Le 8 février 1937, Malaga, la ville natale de Picasso, est prise par les troupes nationalistes. En l'espace de quelques jours, les 10, 12 et 18 février, Picasso peint trois inquiétantes scènes de plage où dominent de monumentales baigneuses. Il reprend ainsi le thème des baigneuses, déjà développé à la fin des années 1920. Thème qu'il déclinera uniquement en sculptures peu après. Au lieu de jouer à la balle ou de sauter dans les airs, les baigneuses sont désormais repliées sur elles-mêmes, leurs corps s'inscrivant dans un ovale.
Cette série est encore inspirée par la figure de Marie-Thérèse Walter, muse et compagne omniprésente dans l'œuvre des années 1930, alors que Picasso commence à vivre avec Dora Maar avec qui il passe les étés 1936-1937. Picasso déforme les corps et fait le choix d'une palette minérale. Les paysages sont réduits à quelques traits. Toute l'attention se concentre sur ces figures monstrueuses, nourries par les dialogues que Picasso entretient avec les surréalistes Man Ray et Paul Éluard.

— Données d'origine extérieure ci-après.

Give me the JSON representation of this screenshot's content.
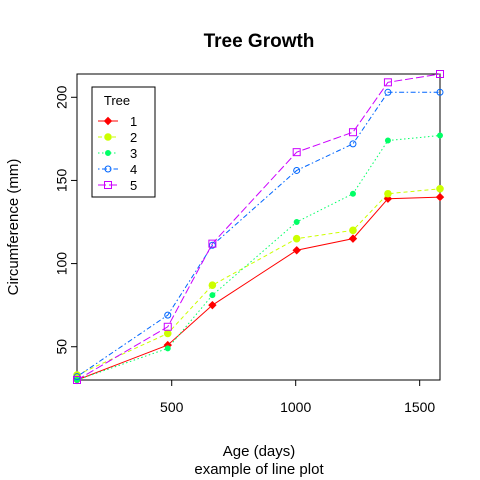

Le tableau présente une baigneuse nue sur une plage se livrant à un geste familier. L'exagération des volumes et le rejet de toute vraisemblance anatomique sont frappants : les pieds et les mains sont disproportionnés par rapport au visage impersonnel. Les contours tracés au fusain donnent encore plus de densité au corps, alors que le modelé est souligné par le pastel blanc. La frontalité appuyée du personnage fait ressortir l'espace en arrière-plan comme une simple toile de fond. Un dessin à l'encre de chine (Paris, musée Picasso), daté lui aussi du 10 février, révèle que l'artiste a rapidement esquissé la composition. La baignade, peinte deux jours plus tard, reprend la cette figure, tenant un petit bateau à voiles, associée à une autre baigneuse alors que La grande baigneuse au livre du 18 février reprend dans un format vertical une unique figure de femme.
Pour Picasso, l'année 1937 sera celle de Guernica, exécuté en juin pour le pavillon espagnol de l'Exposition internationale.